Objectives: Among patients with ascending thoracic aortic aneurysms, prosthetic graft replacement yields major benefits but risk for recurrent aortic events persists for which mechanism is poorly understood. This pilot study employed cardiac magnetic resonance to test the impact of proximal prosthetic grafts on downstream aortic flow and vascular biomechanics.

Methods: Cardiac magnetic resonance imaging was prospectively performed in patients with thoracic aortic aneurysms undergoing surgical (Dacron) prosthetic graft implantation. Imaging included time resolved (4-dimensional) phase velocity encoded cardiac magnetic resonance for flow quantification and cine-cardiac magnetic resonance for aortic wall distensibility/strain.

Results: Twenty-nine patients with thoracic aortic aneurysms undergoing proximal aortic graft replacement were studied; cardiac magnetic resonance was performed pre- [12 (4, 21) days] and postoperatively [6.4 (6.2, 7.2) months]. Postoperatively, flow velocity and wall shear stress increased in the arch and descending aorta (P < 0.05); increases were greatest in hereditary aneurysm patients. Global circumferential strain correlated with wall shear stress (r = 0.60-0.72, P < 0.001); strain increased postoperatively in the native descending and thoraco-abdominal aorta (P < 0.001). Graft-induced changes in biomechanical properties of the distal native ascending aorta were associated with post-surgical changes in descending aortic wall shear stress, as evidenced by correlations (r = -0.39-0.52; P ≤ 0.05) between graft-induced reduction of ascending aortic distensibility and increased distal native aortic wall shear stress following grafting.

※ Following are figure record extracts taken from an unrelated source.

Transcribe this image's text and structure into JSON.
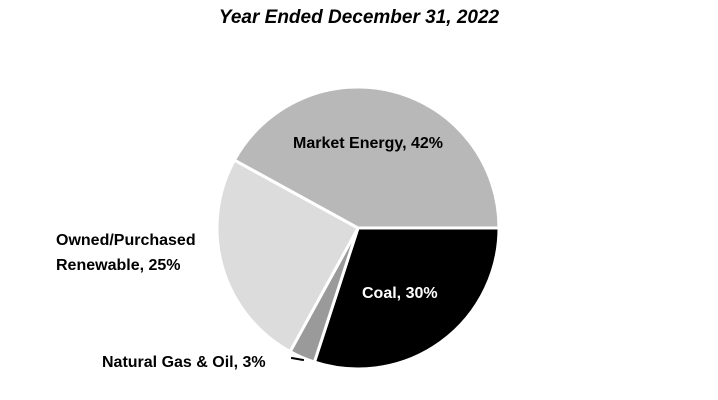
{
  "chart_data": {
    "type": "pie",
    "title": "Year Ended December 31, 2022",
    "start_angle_deg": 90,
    "direction": "clockwise",
    "separator_color": "#ffffff",
    "background_color": "#ffffff",
    "slices": [
      {
        "id": "coal",
        "label": "Coal",
        "value_pct": 30,
        "color": "#000000",
        "label_color": "#ffffff",
        "label_text": "Coal, 30%"
      },
      {
        "id": "natural-gas-oil",
        "label": "Natural Gas & Oil",
        "value_pct": 3,
        "color": "#9a9a9a",
        "label_color": "#000000",
        "label_text": "Natural Gas & Oil, 3%",
        "has_leader_line": true
      },
      {
        "id": "owned-purchased-renewable",
        "label": "Owned/Purchased Renewable",
        "value_pct": 25,
        "color": "#dcdcdc",
        "label_color": "#000000",
        "label_text": "Owned/Purchased Renewable, 25%"
      },
      {
        "id": "market-energy",
        "label": "Market Energy",
        "value_pct": 42,
        "color": "#b8b8b8",
        "label_color": "#000000",
        "label_text": "Market Energy, 42%"
      }
    ]
  }
}
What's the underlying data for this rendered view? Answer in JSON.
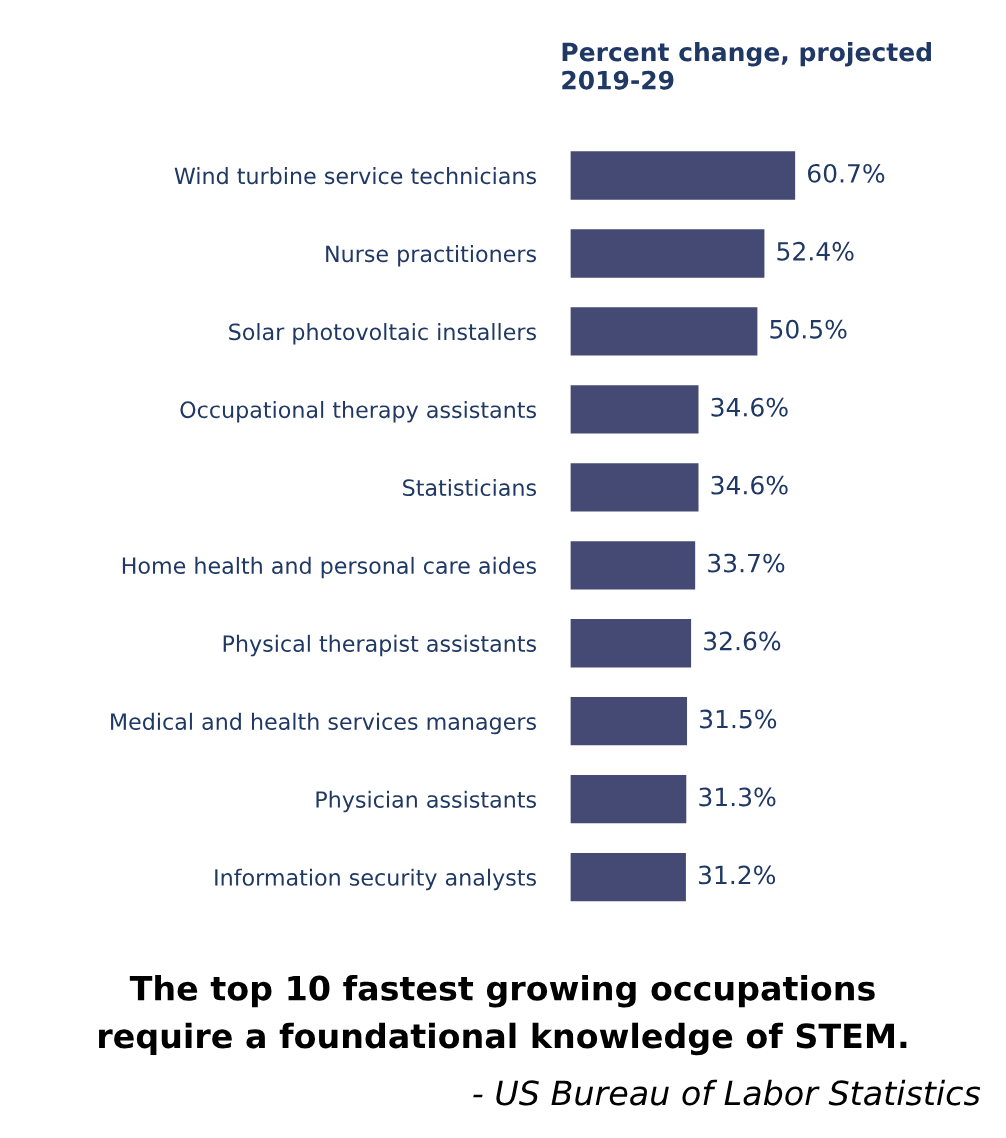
{
  "chart_data": {
    "type": "bar",
    "orientation": "horizontal",
    "title": "Percent change, projected\n2019-29",
    "categories": [
      "Wind turbine service technicians",
      "Nurse practitioners",
      "Solar photovoltaic installers",
      "Occupational therapy assistants",
      "Statisticians",
      "Home health and personal care aides",
      "Physical therapist assistants",
      "Medical and health services managers",
      "Physician assistants",
      "Information security analysts"
    ],
    "values": [
      60.7,
      52.4,
      50.5,
      34.6,
      34.6,
      33.7,
      32.6,
      31.5,
      31.3,
      31.2
    ],
    "value_labels": [
      "60.7%",
      "52.4%",
      "50.5%",
      "34.6%",
      "34.6%",
      "33.7%",
      "32.6%",
      "31.5%",
      "31.3%",
      "31.2%"
    ],
    "color": "#444a73",
    "grid": false,
    "legend": false,
    "annotations": [
      "The top 10 fastest growing occupations\nrequire a foundational knowledge of STEM.",
      "- US Bureau of Labor Statistics"
    ]
  }
}
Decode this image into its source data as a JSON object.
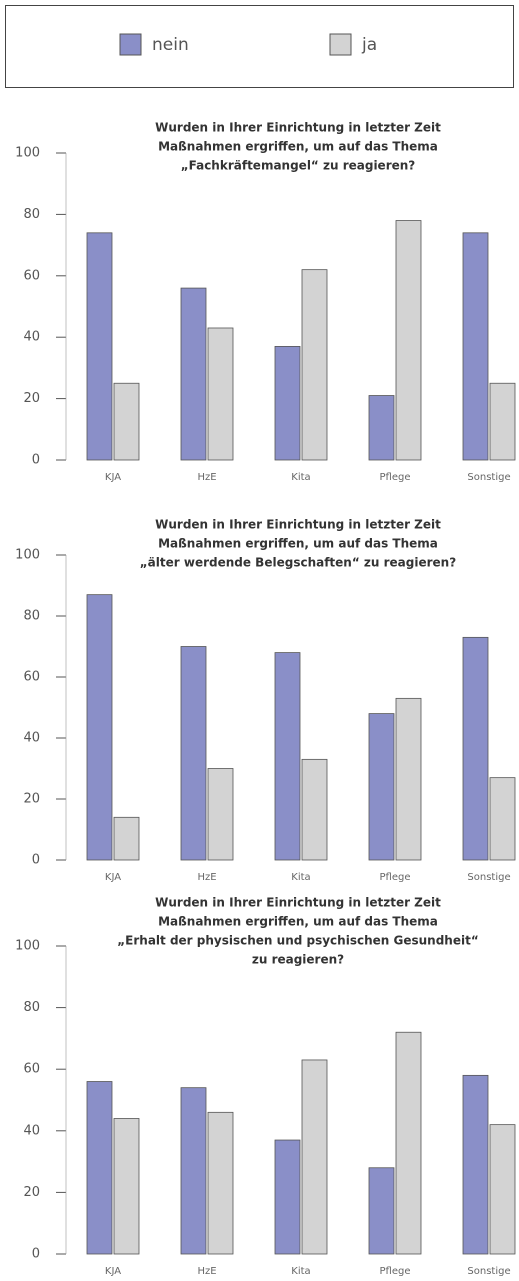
{
  "chart_data": [
    {
      "type": "bar",
      "title": [
        "Wurden in Ihrer Einrichtung in letzter Zeit",
        "Maßnahmen ergriffen, um auf das Thema",
        "„Fachkräftemangel“ zu reagieren?"
      ],
      "categories": [
        "KJA",
        "HzE",
        "Kita",
        "Pflege",
        "Sonstige"
      ],
      "series": [
        {
          "name": "nein",
          "color": "#8a8fc8",
          "values": [
            74,
            56,
            37,
            21,
            74
          ]
        },
        {
          "name": "ja",
          "color": "#d3d3d3",
          "values": [
            25,
            43,
            62,
            78,
            25
          ]
        }
      ],
      "ylim": [
        0,
        100
      ],
      "yticks": [
        0,
        20,
        40,
        60,
        80,
        100
      ]
    },
    {
      "type": "bar",
      "title": [
        "Wurden in Ihrer Einrichtung in letzter Zeit",
        "Maßnahmen ergriffen, um auf das Thema",
        "„älter werdende Belegschaften“ zu reagieren?"
      ],
      "categories": [
        "KJA",
        "HzE",
        "Kita",
        "Pflege",
        "Sonstige"
      ],
      "series": [
        {
          "color": "#8a8fc8",
          "values": [
            87,
            70,
            68,
            48,
            73
          ]
        },
        {
          "color": "#d3d3d3",
          "values": [
            14,
            30,
            33,
            53,
            27
          ]
        }
      ],
      "ylim": [
        0,
        100
      ],
      "yticks": [
        0,
        20,
        40,
        60,
        80,
        100
      ]
    },
    {
      "type": "bar",
      "title": [
        "Wurden in Ihrer Einrichtung in letzter Zeit",
        "Maßnahmen ergriffen, um auf das Thema",
        "„Erhalt der physischen und psychischen Gesundheit“",
        "zu reagieren?"
      ],
      "categories": [
        "KJA",
        "HzE",
        "Kita",
        "Pflege",
        "Sonstige"
      ],
      "series": [
        {
          "color": "#8a8fc8",
          "values": [
            56,
            54,
            37,
            28,
            58
          ]
        },
        {
          "color": "#d3d3d3",
          "values": [
            44,
            46,
            63,
            72,
            42
          ]
        }
      ],
      "ylim": [
        0,
        100
      ],
      "yticks": [
        0,
        20,
        40,
        60,
        80,
        100
      ]
    }
  ]
}
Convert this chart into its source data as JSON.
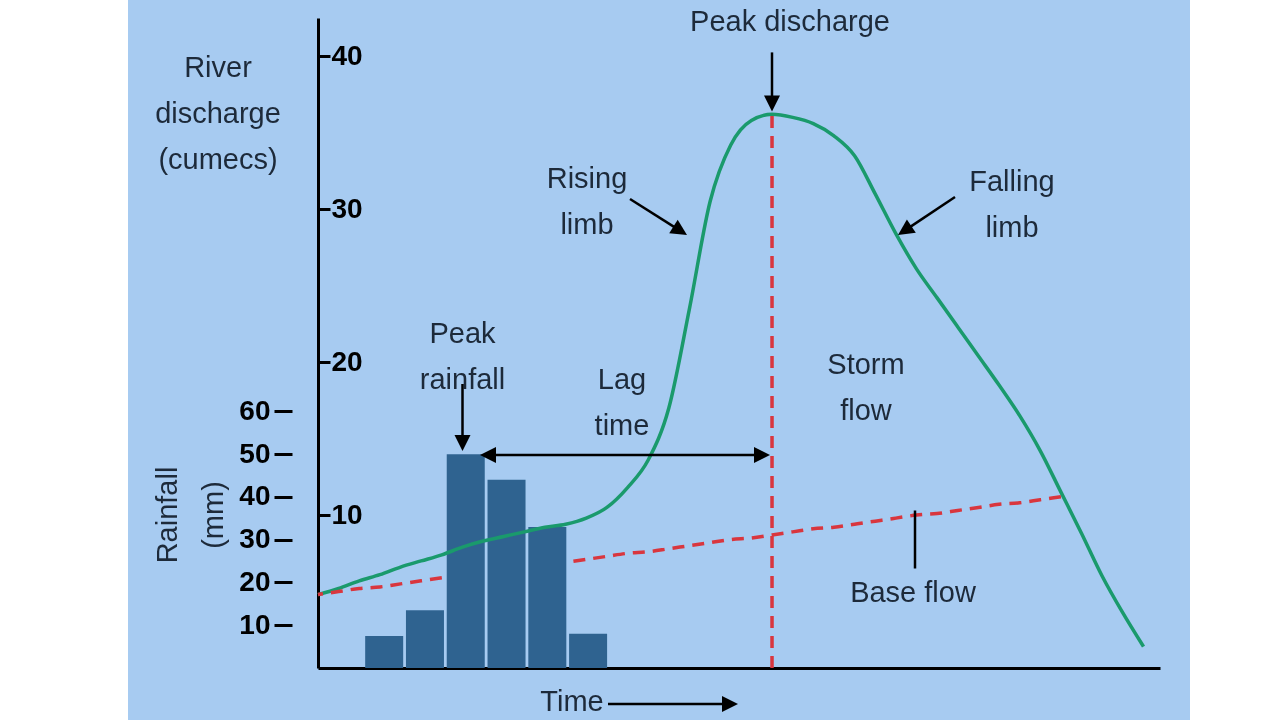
{
  "chart_data": {
    "type": "line",
    "xlabel": "Time",
    "ylabel": "Rainfall (mm)",
    "categories": [
      null,
      null,
      null,
      null,
      null,
      null,
      null,
      null,
      null,
      null,
      null,
      null,
      null,
      null,
      null,
      null,
      null,
      null,
      null,
      null,
      null,
      null,
      null,
      null,
      null,
      null,
      null,
      null,
      null,
      null,
      null,
      null,
      null,
      null,
      null,
      null,
      null,
      null,
      null,
      null,
      null
    ],
    "ylim": [
      0,
      152
    ],
    "yticks": [
      10,
      20,
      30,
      40,
      50,
      60
    ],
    "y2lim": [
      0,
      42.5
    ],
    "y2ticks": [
      10,
      20,
      30,
      40
    ],
    "tick_labels": "y",
    "series": [
      {
        "type": "bar",
        "axis": "y",
        "color": "#2f6390",
        "values": [
          null,
          null,
          null,
          7.5,
          null,
          13.5,
          null,
          50,
          null,
          44,
          null,
          33,
          null,
          8,
          null,
          null,
          null,
          null,
          null,
          null,
          null,
          null,
          null,
          null,
          null,
          null,
          null,
          null,
          null,
          null,
          null,
          null,
          null,
          null,
          null,
          null,
          null,
          null,
          null,
          null,
          null
        ]
      },
      {
        "axis": "y2",
        "color": "#1a9a6c",
        "line_style": "solid",
        "values": [
          4.8,
          5.2,
          5.7,
          6.1,
          6.6,
          7.0,
          7.4,
          7.9,
          8.3,
          8.6,
          8.9,
          9.2,
          9.4,
          9.8,
          10.5,
          11.8,
          13.6,
          17.0,
          23.5,
          30.5,
          34.2,
          35.8,
          36.2,
          36.0,
          35.6,
          34.8,
          33.5,
          31.0,
          28.4,
          26.1,
          24.2,
          22.3,
          20.4,
          18.5,
          16.5,
          14.2,
          11.5,
          8.8,
          6.0,
          3.6,
          1.4
        ]
      },
      {
        "axis": "y2",
        "color": "#d9363e",
        "line_style": "dashed",
        "values": [
          4.8,
          5.0,
          5.2,
          5.3,
          5.5,
          5.7,
          5.9,
          null,
          null,
          null,
          null,
          null,
          6.9,
          7.1,
          7.3,
          7.5,
          7.6,
          7.8,
          8.0,
          8.2,
          8.4,
          8.5,
          8.7,
          8.9,
          9.1,
          9.2,
          9.4,
          9.6,
          9.8,
          10.0,
          10.1,
          10.3,
          10.5,
          10.7,
          10.8,
          11.0,
          11.2,
          null,
          null,
          null,
          null
        ]
      }
    ],
    "annotations": [
      "River discharge (cumecs)",
      "Peak discharge",
      "Rising limb",
      "Falling limb",
      "Peak rainfall",
      "Lag time",
      "Storm flow",
      "Base flow"
    ]
  }
}
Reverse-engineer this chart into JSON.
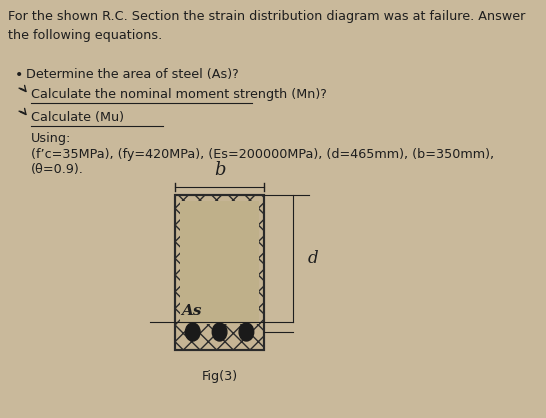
{
  "background_color": "#c9b99b",
  "title_text": "For the shown R.C. Section the strain distribution diagram was at failure. Answer\nthe following equations.",
  "bullet1": "Determine the area of steel (As)?",
  "bullet2": "Calculate the nominal moment strength (Mn)?",
  "bullet3": "Calculate (Mu)",
  "using_label": "Using:",
  "params_line1": "(f’c=35MPa), (fy=420MPa), (Es=200000MPa), (d=465mm), (b=350mm),",
  "params_line2": "(θ=0.9).",
  "fig_label": "Fig(3)",
  "b_label": "b",
  "d_label": "d",
  "As_label": "As",
  "text_color": "#1e1e1e",
  "circle_color": "#1a1a1a",
  "font_size_main": 9.2,
  "font_size_label": 10.5
}
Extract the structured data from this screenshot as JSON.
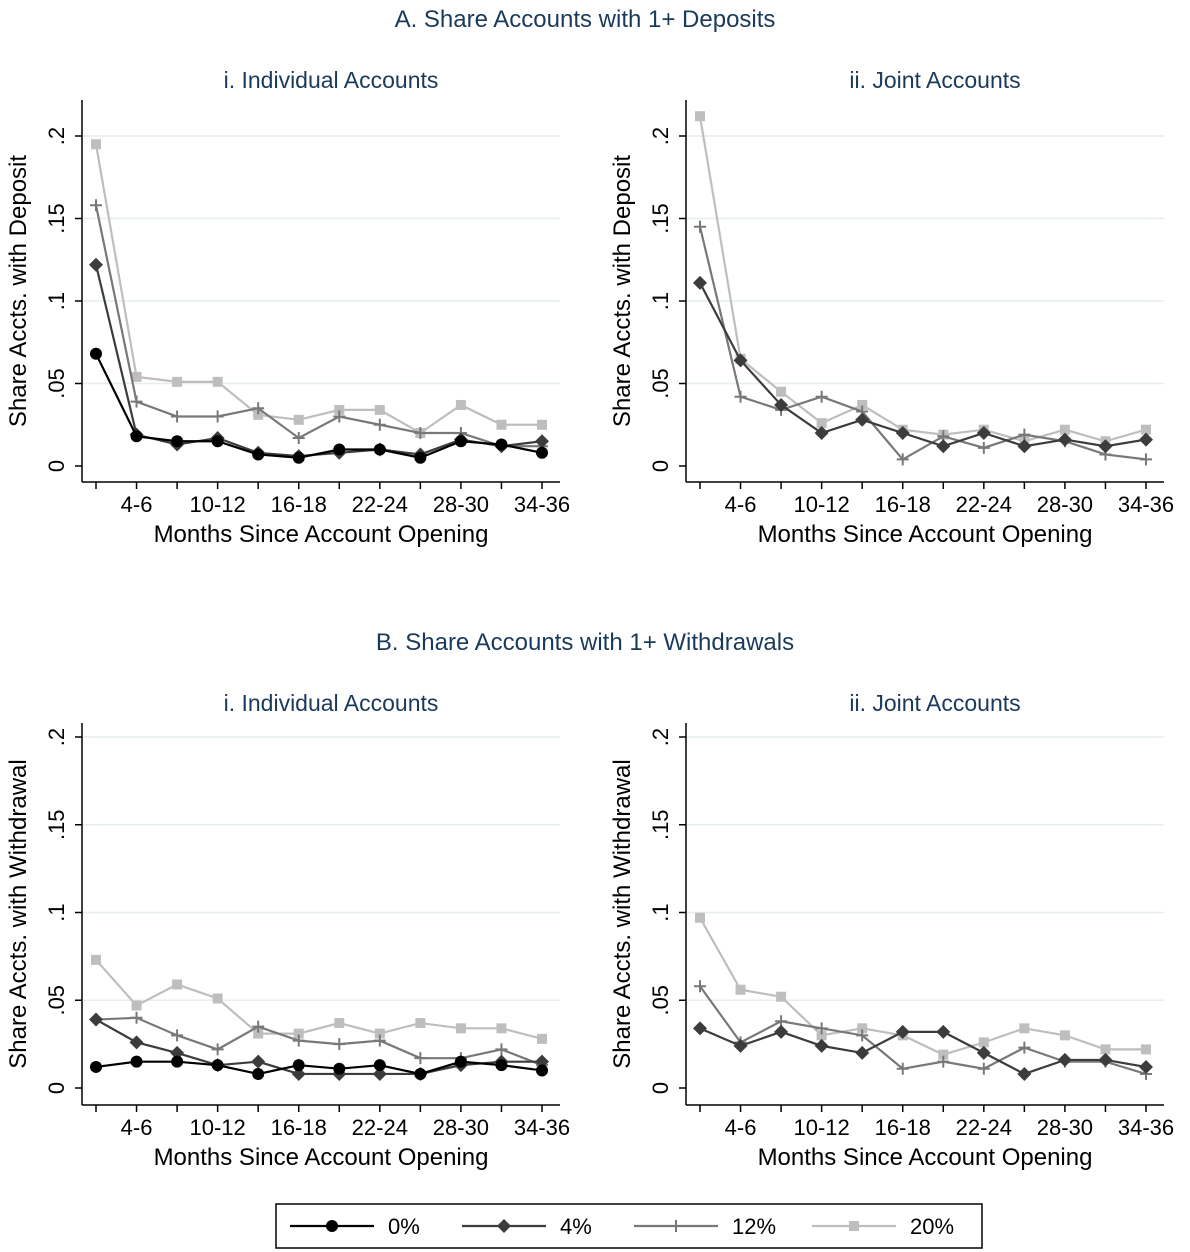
{
  "panel_titles": {
    "A": "A. Share Accounts with 1+ Deposits",
    "B": "B. Share Accounts with 1+ Withdrawals"
  },
  "legend": {
    "entries": [
      {
        "label": "0%",
        "color": "#000000",
        "marker": "circle"
      },
      {
        "label": "4%",
        "color": "#3c3c3c",
        "marker": "diamond"
      },
      {
        "label": "12%",
        "color": "#787878",
        "marker": "plus"
      },
      {
        "label": "20%",
        "color": "#bebebe",
        "marker": "square"
      }
    ]
  },
  "colors": {
    "grid": "#e4eef0",
    "title": "#1a3a5c"
  },
  "chart_data": [
    {
      "type": "line",
      "panel": "A",
      "title": "i. Individual Accounts",
      "xlabel": "Months Since Account Opening",
      "ylabel": "Share Accts. with Deposit",
      "x": [
        1,
        2,
        3,
        4,
        5,
        6,
        7,
        8,
        9,
        10,
        11,
        12
      ],
      "x_tick_labels": [
        "4-6",
        "10-12",
        "16-18",
        "22-24",
        "28-30",
        "34-36"
      ],
      "ylim": [
        0,
        0.2
      ],
      "y_ticks": [
        "0",
        ".05",
        ".1",
        ".15",
        ".2"
      ],
      "grid": true,
      "series": [
        {
          "name": "0%",
          "values": [
            0.068,
            0.018,
            0.015,
            0.015,
            0.007,
            0.005,
            0.01,
            0.01,
            0.005,
            0.015,
            0.013,
            0.008
          ]
        },
        {
          "name": "4%",
          "values": [
            0.122,
            0.019,
            0.013,
            0.017,
            0.008,
            0.006,
            0.008,
            0.01,
            0.007,
            0.016,
            0.012,
            0.015
          ]
        },
        {
          "name": "12%",
          "values": [
            0.158,
            0.039,
            0.03,
            0.03,
            0.035,
            0.017,
            0.03,
            0.025,
            0.02,
            0.02,
            0.012,
            0.012
          ]
        },
        {
          "name": "20%",
          "values": [
            0.195,
            0.054,
            0.051,
            0.051,
            0.031,
            0.028,
            0.034,
            0.034,
            0.02,
            0.037,
            0.025,
            0.025
          ]
        }
      ]
    },
    {
      "type": "line",
      "panel": "A",
      "title": "ii. Joint Accounts",
      "xlabel": "Months Since Account Opening",
      "ylabel": "Share Accts. with Deposit",
      "x": [
        1,
        2,
        3,
        4,
        5,
        6,
        7,
        8,
        9,
        10,
        11,
        12
      ],
      "x_tick_labels": [
        "4-6",
        "10-12",
        "16-18",
        "22-24",
        "28-30",
        "34-36"
      ],
      "ylim": [
        0,
        0.2
      ],
      "y_ticks": [
        "0",
        ".05",
        ".1",
        ".15",
        ".2"
      ],
      "grid": true,
      "series": [
        {
          "name": "4%",
          "values": [
            0.111,
            0.064,
            0.037,
            0.02,
            0.028,
            0.02,
            0.012,
            0.02,
            0.012,
            0.016,
            0.012,
            0.016
          ]
        },
        {
          "name": "12%",
          "values": [
            0.145,
            0.042,
            0.034,
            0.042,
            0.033,
            0.004,
            0.018,
            0.011,
            0.019,
            0.015,
            0.007,
            0.004
          ]
        },
        {
          "name": "20%",
          "values": [
            0.212,
            0.065,
            0.045,
            0.026,
            0.037,
            0.022,
            0.019,
            0.022,
            0.015,
            0.022,
            0.015,
            0.022
          ]
        }
      ]
    },
    {
      "type": "line",
      "panel": "B",
      "title": "i. Individual Accounts",
      "xlabel": "Months Since Account Opening",
      "ylabel": "Share Accts. with Withdrawal",
      "x": [
        1,
        2,
        3,
        4,
        5,
        6,
        7,
        8,
        9,
        10,
        11,
        12
      ],
      "x_tick_labels": [
        "4-6",
        "10-12",
        "16-18",
        "22-24",
        "28-30",
        "34-36"
      ],
      "ylim": [
        0,
        0.2
      ],
      "y_ticks": [
        "0",
        ".05",
        ".1",
        ".15",
        ".2"
      ],
      "grid": true,
      "series": [
        {
          "name": "0%",
          "values": [
            0.012,
            0.015,
            0.015,
            0.013,
            0.008,
            0.013,
            0.011,
            0.013,
            0.008,
            0.015,
            0.013,
            0.01
          ]
        },
        {
          "name": "4%",
          "values": [
            0.039,
            0.026,
            0.02,
            0.013,
            0.015,
            0.008,
            0.008,
            0.008,
            0.008,
            0.013,
            0.015,
            0.015
          ]
        },
        {
          "name": "12%",
          "values": [
            0.039,
            0.04,
            0.03,
            0.022,
            0.035,
            0.027,
            0.025,
            0.027,
            0.017,
            0.017,
            0.022,
            0.013
          ]
        },
        {
          "name": "20%",
          "values": [
            0.073,
            0.047,
            0.059,
            0.051,
            0.031,
            0.031,
            0.037,
            0.031,
            0.037,
            0.034,
            0.034,
            0.028
          ]
        }
      ]
    },
    {
      "type": "line",
      "panel": "B",
      "title": "ii. Joint Accounts",
      "xlabel": "Months Since Account Opening",
      "ylabel": "Share Accts. with Withdrawal",
      "x": [
        1,
        2,
        3,
        4,
        5,
        6,
        7,
        8,
        9,
        10,
        11,
        12
      ],
      "x_tick_labels": [
        "4-6",
        "10-12",
        "16-18",
        "22-24",
        "28-30",
        "34-36"
      ],
      "ylim": [
        0,
        0.2
      ],
      "y_ticks": [
        "0",
        ".05",
        ".1",
        ".15",
        ".2"
      ],
      "grid": true,
      "series": [
        {
          "name": "4%",
          "values": [
            0.034,
            0.024,
            0.032,
            0.024,
            0.02,
            0.032,
            0.032,
            0.02,
            0.008,
            0.016,
            0.016,
            0.012
          ]
        },
        {
          "name": "12%",
          "values": [
            0.058,
            0.026,
            0.038,
            0.034,
            0.03,
            0.011,
            0.015,
            0.011,
            0.023,
            0.015,
            0.015,
            0.008
          ]
        },
        {
          "name": "20%",
          "values": [
            0.097,
            0.056,
            0.052,
            0.03,
            0.034,
            0.03,
            0.019,
            0.026,
            0.034,
            0.03,
            0.022,
            0.022
          ]
        }
      ]
    }
  ]
}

Conclusions: Prosthetic graft replacement of the ascending aorta increases downstream aortic wall shear stress and strain. Postoperative increments in descending aortic wall shear stress correlate with reduced ascending aortic distensibility, suggesting that grafts provide a nidus for high energy flow and adverse distal aortic remodelling.

Keywords: Aortic remodelling; Prosthetic graft; Thoracic aortic aneurysm.

Figure 1:

Pre- and postoperative descending aortic wall shear stress. Wall shear stress quantified by 4D flow CMR at landmarks in the aortic arch (top), mid-descending aorta (middle) and thoraco-abdominal aorta (bottom) partitioned by TAA aetiology (data shown as median [interquartile range]). Note that native wall shear stress differed in relation to TAA aetiology, with heritable patients manifesting higher wall stress compared to patients with degenerative aneurysms [asterisks refer to significant comparisons (P < 0.05) between heritable or BAV groups with degenerative TAA]. BAV: bicuspid aortic valve; TAA: thoracic aortic aneurysm.

Figure 2:

Downstream aortic flow and geometry in postoperative heritable TAA patients and normative controls. Aortic flow physiology [wall shear stress, velocity (left)] and geometric indices [area, maximum diameter (right)] as quantified in co-registered landmarks among normative controls and postoperative heritable TAA patients (blue = flow indices, grey = geometry). Note that wall shear stress and velocity were higher among heritable TAA patients who had undergone proximal grafting despite non-significant differences in aortic size (data shown as median [interquartile range]). TAA: thoracic aortic aneurysm.

Figure 3:

Ascending aortic distensibility in relation to downstream wall shear stress. Scatterplots demonstrating correlations between change in ascending aortic distensibility (pre- vs post-thoracic aortic aneurysm graft implantation) in relation to change in native aortic wall shear stress as measured in co-registered landmarks in the aortic arch (top) and mid-descending aorta (bottom).